Ethnographie de la construction sociale et politique de deux problèmes publics environnementaux dans la haute Vallée de l’Arve : des changements climatiques à la pollution de l’air
Thèse soutenue par Alexandre Savioz, le 23 septembre 2021, Institut de géographie et durabilité (IGD)
La Vallée de l’Arve est un territoire qui s’étend des hauteurs de la Vallée de Chamonix à la ville de Genève, et se situe dans le département de la Haute-Savoie (74). Séparée en différents secteurs, mon enquête s’est focalisée sur la haute Vallée de l’Arve, composée de deux collectivités territoriales, la Communauté de Communes du Pays du Mont-Blanc, et la Communauté de Communes de la Vallée de Chamonix-Mont-Blanc.
Suivant une approche socio-anthropologique, les premiers pas de cette recherche ambitionnaient d’interroger l’appréhension des habitants d’un territoire touristique de montagne confronté aux changements climatiques. Cependant, cette enquête a ensuite été réorientée par l’épreuve du terrain vers des questionnements intégrant la thématique de la qualité de l’air.

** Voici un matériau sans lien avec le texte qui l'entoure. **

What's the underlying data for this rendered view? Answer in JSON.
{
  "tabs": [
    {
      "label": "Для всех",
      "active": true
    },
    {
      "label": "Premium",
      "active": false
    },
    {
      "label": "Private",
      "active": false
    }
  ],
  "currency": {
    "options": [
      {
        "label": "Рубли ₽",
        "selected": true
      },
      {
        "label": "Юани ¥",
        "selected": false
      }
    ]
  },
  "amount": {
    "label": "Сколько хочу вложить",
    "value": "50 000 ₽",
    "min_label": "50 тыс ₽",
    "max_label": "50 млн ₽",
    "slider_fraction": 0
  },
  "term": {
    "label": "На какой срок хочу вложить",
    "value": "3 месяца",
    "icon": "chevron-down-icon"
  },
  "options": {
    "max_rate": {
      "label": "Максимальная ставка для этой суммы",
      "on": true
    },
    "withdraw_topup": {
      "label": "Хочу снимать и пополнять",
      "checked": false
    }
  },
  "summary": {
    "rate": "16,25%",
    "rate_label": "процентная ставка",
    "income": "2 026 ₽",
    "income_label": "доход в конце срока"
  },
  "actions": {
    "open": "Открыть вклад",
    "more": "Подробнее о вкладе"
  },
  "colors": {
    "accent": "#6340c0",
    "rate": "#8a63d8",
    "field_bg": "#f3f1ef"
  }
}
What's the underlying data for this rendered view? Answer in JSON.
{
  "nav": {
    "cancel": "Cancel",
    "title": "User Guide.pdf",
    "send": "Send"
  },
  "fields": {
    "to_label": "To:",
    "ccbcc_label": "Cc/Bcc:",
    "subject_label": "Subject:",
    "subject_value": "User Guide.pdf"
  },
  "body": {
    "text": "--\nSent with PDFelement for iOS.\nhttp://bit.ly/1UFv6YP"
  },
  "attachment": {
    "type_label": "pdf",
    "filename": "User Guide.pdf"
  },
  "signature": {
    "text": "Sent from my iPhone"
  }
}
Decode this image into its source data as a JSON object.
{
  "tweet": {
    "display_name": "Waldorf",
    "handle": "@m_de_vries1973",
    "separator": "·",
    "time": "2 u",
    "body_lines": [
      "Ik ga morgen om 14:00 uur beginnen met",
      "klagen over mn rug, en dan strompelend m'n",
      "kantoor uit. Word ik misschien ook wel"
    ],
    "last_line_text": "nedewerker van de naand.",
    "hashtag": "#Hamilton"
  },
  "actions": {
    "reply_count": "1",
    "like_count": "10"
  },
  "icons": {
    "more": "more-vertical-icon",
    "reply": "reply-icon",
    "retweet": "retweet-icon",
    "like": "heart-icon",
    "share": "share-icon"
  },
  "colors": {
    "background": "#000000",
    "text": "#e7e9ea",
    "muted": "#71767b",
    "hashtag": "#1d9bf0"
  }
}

Cette thèse propose ainsi de s’intéresser à la manière dont deux enjeux environnementaux sont appréhendés dans la région en tant que problème de société, les changements climatiques et la pollution de l’air. Son objectif est de rendre compte de la complexité de ces thématiques à travers l’expérience des populations locales en suivant leur itinéraire respectif et leur appropriation ou non par des mouvements sociaux.
Bien que les controverses liées aux changements climatiques soient omniprésentes à l’échelle nationale et internationale, le phénomène demeure difficile à appréhender à l’échelle locale, même lorsqu’il renvoie à des réalités pourtant bien tangibles, comme c’est le cas dans la région étudiée avec notamment le recul des glaciers. En effet, les sensibilités environnementales se polarisent davantage autour des problématiques liées à qualité de l’air, qui constituent un enjeu majeur de santé publique et qui relèvent d’un ancrage historique de plusieurs décennies de luttes collectives, préexistant aux débats liés aux enjeux climatiques dans la région. Les nombreux liens, amalgames, rapprochements, glissements et confusions rencontrés au cours de l’enquête entre ces deux thématiques témoignent d’une compréhension des enjeux climatiques à partir de référentiels connus, qui s’inscrivent dans l’histoire collective des acteurs investis.
Afin d’aborder ces enjeux, cette recherche emprunte à la perspective sociologique constructiviste des « problèmes publics », qui postule que ceux-ci sont construits à travers un processus de problématisation de la réalité. Dans ce processus, les mobilisations citoyennes jouent un rôle fondamental. De fait, cette recherche se focalise sur la genèse et sur les motivations de mouvements sociaux qui sont apparus dès la fin des années 1980 dans la haute Vallée de l’Arve, reformulant leurs revendications à travers différentes formes argumentatives et différentes stratégies.